Je me revois jeune enfant à l'école, en pleine tribune devant tout le monde, devant réciter un poème dont je n'ai pas appris la moindre ligne. Ma maîtresse – madame Bigodine, avec ses grosses lunettes hideuses et sa tronche de pitbull anorexique – fulmine de colère en faisant claquer d'un air menaçant une épaisse règle de métal contre sa main. Tous mes camarades se moquent en me pointant du doigt. Les rires résonnent de plus en plus fort, accompagnés par les vociférations de la vieille tandis que je m'aperçois que je suis complètement nu. Je veux fuir mais mes pieds refusent de bouger. Non, c'est horrible ! Ah, mon Dieu, sortez-moi de là ! Un cri sauvage. Mon cosmos explose. Je retourne à la réalité.

— Oh, tu t'es libéré de mon illusion… Je suis très impressionnée : rares sont mes ennemis à avoir su faire face à leur pire cauchemar.

Un bûcher de flammes noires apparaît à quelques mètres devant moi. En sort mon nouvel adversaire. C'est une femme, plutôt jolie avec ses longs cheveux noirs, dans une armure noire ressemblant comme deux gouttes d'eau à ce qu'était celle du Phénix quand elle n'était qu'une simple armure de bronze. Qui est cette personne ? D'où vient-elle ? Pour qui travaille-t-elle ?

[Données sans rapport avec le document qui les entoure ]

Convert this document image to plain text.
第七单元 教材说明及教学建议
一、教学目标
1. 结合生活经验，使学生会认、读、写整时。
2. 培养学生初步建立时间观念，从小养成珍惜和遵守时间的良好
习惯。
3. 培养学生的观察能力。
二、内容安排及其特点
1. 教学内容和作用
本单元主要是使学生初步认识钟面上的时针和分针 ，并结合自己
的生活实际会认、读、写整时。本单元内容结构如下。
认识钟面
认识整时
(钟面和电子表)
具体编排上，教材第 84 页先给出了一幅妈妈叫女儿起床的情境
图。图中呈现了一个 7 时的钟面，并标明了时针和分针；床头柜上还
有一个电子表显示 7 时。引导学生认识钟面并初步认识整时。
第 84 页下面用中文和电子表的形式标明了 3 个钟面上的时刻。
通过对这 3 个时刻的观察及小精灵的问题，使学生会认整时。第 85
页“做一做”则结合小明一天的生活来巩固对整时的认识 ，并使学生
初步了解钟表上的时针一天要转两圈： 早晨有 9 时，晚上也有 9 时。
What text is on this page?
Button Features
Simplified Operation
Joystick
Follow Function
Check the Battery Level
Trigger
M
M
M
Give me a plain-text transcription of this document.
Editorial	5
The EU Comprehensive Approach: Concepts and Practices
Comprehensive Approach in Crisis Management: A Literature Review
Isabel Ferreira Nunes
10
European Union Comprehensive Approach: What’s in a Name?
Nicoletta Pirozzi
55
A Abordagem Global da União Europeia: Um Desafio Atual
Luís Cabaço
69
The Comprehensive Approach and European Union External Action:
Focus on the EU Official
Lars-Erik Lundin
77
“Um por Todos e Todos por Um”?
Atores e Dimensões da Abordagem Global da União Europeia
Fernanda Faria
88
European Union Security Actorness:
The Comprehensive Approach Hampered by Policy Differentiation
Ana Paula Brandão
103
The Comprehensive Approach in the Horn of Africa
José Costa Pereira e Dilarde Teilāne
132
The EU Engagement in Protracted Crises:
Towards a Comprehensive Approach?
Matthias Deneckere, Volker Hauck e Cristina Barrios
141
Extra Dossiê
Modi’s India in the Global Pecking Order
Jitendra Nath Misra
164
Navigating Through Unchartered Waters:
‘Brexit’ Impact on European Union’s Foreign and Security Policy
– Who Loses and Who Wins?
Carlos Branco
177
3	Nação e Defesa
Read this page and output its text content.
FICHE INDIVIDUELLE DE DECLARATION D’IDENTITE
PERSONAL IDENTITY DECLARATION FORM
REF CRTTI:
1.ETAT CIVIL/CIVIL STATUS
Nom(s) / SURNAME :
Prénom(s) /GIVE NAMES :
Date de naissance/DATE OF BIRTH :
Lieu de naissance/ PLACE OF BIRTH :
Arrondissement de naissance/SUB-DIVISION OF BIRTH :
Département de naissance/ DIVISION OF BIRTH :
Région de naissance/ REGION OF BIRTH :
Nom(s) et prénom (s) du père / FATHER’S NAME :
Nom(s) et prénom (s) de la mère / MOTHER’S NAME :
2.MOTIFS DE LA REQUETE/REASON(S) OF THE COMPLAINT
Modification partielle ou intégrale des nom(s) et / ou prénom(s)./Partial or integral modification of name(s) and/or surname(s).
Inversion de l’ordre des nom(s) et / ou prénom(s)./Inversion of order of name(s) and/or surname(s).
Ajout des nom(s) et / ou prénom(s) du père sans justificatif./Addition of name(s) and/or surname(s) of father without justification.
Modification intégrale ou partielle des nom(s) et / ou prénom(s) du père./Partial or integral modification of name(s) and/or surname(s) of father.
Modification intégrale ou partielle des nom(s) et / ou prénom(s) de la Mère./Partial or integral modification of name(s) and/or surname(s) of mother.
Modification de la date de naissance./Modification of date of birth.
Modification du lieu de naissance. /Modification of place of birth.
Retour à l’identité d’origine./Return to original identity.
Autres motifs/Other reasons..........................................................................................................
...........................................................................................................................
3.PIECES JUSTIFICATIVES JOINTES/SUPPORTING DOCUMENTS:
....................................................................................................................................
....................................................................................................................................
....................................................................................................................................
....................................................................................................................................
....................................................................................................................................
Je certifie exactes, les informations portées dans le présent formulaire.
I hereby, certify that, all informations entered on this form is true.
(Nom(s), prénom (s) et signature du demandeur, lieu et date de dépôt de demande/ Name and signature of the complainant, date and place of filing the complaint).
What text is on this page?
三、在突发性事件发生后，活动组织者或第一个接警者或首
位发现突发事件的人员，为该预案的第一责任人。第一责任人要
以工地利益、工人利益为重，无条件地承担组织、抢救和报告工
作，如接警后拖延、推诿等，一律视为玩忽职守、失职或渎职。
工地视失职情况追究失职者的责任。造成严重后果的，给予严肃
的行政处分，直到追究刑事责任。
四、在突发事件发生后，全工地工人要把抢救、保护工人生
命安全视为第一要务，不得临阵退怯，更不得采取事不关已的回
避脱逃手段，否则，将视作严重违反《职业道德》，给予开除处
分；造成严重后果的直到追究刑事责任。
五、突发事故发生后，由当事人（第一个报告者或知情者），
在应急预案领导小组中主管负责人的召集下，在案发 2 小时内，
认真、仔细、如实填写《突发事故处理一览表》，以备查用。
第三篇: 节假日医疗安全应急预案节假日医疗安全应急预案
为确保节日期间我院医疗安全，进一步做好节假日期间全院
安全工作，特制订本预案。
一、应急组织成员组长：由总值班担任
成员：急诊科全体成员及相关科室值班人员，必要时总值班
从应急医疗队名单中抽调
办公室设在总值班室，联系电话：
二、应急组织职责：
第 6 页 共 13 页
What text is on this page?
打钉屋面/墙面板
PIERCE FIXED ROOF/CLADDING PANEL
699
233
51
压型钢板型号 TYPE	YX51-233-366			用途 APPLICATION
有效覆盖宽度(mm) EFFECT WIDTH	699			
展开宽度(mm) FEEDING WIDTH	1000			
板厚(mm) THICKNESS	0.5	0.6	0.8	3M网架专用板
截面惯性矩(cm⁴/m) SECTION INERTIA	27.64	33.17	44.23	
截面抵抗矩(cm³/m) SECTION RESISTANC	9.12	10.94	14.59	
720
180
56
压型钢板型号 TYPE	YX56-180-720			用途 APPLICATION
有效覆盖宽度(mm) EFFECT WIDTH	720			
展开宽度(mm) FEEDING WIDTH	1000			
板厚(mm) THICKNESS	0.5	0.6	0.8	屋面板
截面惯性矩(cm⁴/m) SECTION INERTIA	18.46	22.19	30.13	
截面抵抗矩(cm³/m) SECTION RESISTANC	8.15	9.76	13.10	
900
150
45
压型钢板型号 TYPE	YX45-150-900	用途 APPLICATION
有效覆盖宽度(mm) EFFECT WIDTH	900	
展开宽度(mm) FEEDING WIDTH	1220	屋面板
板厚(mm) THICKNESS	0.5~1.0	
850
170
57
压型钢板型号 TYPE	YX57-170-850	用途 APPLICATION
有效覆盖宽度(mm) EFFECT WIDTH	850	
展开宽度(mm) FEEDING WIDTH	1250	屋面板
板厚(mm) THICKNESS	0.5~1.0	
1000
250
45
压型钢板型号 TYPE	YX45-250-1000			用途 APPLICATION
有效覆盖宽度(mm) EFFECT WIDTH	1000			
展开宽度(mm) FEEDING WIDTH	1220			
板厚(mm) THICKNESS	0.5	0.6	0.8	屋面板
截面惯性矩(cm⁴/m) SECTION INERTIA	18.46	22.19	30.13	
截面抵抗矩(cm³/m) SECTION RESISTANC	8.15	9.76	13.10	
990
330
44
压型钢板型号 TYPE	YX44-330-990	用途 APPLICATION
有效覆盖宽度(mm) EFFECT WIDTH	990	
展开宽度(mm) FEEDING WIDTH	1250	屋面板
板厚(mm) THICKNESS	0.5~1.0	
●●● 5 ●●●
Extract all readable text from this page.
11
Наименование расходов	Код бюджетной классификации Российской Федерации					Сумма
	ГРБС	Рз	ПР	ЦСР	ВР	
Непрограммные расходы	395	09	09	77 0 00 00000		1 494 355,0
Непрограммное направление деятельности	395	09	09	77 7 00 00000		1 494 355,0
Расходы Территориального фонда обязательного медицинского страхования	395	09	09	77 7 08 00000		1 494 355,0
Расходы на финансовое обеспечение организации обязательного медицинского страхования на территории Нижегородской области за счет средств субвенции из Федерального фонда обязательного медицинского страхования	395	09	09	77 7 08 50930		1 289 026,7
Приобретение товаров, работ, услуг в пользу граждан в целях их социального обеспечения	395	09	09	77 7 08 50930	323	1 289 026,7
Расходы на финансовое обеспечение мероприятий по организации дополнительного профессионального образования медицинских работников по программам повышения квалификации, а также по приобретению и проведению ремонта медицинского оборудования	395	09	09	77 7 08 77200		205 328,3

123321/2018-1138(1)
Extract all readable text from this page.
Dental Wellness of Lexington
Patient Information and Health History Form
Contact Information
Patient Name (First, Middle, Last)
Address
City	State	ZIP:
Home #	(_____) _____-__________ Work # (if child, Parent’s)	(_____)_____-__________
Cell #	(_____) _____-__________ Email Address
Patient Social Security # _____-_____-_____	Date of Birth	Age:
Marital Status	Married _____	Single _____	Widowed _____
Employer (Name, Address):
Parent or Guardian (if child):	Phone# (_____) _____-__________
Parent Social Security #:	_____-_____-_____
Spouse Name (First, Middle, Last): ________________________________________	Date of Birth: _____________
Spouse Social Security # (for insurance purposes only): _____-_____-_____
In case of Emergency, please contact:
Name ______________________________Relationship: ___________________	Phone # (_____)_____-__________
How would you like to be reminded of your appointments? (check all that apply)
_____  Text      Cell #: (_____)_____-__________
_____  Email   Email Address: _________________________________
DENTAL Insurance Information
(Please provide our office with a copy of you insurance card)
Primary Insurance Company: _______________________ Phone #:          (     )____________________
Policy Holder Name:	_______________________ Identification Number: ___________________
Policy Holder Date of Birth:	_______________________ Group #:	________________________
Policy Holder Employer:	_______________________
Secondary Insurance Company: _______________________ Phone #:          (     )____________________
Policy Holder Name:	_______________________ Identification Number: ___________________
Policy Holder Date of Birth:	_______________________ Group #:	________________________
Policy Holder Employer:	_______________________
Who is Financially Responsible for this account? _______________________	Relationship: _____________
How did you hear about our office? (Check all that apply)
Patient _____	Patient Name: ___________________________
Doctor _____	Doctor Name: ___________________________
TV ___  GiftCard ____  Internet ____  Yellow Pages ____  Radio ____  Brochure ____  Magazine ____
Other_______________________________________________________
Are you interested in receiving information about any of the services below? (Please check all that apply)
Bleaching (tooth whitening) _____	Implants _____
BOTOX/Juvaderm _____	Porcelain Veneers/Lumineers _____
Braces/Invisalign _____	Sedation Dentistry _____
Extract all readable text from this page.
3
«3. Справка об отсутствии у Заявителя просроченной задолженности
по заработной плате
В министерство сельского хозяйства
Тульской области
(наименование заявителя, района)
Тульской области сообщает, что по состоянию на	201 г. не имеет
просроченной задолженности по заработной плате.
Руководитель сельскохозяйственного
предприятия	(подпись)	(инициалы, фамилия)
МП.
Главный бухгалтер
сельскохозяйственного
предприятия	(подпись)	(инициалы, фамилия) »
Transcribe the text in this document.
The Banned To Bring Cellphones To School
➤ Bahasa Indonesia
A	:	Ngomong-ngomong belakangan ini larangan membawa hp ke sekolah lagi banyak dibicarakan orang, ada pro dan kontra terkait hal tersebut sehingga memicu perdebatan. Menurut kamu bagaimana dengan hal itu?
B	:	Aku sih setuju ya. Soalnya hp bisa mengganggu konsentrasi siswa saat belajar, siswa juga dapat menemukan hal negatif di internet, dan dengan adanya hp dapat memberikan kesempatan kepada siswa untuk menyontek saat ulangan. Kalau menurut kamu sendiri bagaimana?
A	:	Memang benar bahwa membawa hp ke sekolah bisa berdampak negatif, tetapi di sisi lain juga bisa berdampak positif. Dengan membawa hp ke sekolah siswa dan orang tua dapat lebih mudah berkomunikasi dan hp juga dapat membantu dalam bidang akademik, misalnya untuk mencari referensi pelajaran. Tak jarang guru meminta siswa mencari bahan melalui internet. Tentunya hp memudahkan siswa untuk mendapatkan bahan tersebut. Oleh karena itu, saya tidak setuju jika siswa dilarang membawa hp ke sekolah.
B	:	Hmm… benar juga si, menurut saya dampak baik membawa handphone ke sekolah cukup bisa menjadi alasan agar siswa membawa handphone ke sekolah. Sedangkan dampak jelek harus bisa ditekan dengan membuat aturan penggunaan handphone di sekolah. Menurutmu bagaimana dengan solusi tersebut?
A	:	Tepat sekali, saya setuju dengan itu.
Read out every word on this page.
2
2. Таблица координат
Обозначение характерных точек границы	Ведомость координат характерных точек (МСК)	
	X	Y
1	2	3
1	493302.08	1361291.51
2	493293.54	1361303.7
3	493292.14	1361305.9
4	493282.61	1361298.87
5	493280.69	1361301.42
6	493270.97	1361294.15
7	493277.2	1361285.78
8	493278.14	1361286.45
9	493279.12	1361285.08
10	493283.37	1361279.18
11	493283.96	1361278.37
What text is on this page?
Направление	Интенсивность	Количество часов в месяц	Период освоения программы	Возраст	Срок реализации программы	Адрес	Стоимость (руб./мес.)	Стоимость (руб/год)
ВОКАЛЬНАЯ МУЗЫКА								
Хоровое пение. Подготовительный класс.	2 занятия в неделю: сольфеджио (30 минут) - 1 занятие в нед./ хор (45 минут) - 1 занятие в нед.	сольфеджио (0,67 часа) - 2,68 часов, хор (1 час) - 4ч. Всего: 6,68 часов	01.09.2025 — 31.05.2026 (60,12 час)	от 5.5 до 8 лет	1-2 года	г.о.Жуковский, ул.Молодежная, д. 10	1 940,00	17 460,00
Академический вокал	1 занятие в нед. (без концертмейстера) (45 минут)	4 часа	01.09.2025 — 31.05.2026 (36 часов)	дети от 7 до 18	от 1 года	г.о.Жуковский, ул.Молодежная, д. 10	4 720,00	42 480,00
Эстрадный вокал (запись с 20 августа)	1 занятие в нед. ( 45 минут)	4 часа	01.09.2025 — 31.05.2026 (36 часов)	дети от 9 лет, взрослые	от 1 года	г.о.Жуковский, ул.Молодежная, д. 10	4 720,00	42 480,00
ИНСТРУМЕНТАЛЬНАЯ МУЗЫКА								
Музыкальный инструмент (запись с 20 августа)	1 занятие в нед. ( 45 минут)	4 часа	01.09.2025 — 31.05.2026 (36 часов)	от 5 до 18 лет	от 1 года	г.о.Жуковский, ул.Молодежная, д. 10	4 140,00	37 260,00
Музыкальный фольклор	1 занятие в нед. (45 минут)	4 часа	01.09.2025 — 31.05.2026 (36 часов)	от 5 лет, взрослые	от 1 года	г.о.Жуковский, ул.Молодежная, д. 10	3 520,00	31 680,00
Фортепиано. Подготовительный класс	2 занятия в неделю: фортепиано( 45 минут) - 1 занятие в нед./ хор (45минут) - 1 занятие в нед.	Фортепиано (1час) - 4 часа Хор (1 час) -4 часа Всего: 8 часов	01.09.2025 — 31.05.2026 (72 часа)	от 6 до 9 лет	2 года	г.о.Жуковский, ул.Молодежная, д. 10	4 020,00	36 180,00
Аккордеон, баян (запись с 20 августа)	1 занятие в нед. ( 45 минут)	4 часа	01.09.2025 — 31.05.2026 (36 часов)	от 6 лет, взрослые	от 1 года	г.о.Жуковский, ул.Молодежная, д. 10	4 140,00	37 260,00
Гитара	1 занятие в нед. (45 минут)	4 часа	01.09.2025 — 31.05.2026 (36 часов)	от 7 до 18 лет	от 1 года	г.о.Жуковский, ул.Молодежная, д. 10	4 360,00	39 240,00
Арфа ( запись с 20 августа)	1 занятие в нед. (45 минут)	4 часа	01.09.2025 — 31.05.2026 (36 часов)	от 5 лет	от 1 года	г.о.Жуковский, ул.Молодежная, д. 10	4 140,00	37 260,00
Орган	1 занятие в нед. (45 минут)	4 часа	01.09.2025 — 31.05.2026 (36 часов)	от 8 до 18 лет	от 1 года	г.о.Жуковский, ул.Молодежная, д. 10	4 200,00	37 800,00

— Ces misérables étaient des bons à rien, déclare-t-elle, dédaigneuse. Ils ne m'auront pas été très utiles.
— Ils travaillaient pour toi ?
— Ils devaient m'amener jusqu'au palais du Grand Pope pour que je m'empare de l'armure divine du Phénix. Elle me revient de droit !
— Alors c'est toi qui t'es fait passer pour Athéna, en conclue-je.
— Non : tu fais erreur, Bélier. Je n'ai jamais prétendu être Athéna. Je suis Sartienpa du Phénix Noir.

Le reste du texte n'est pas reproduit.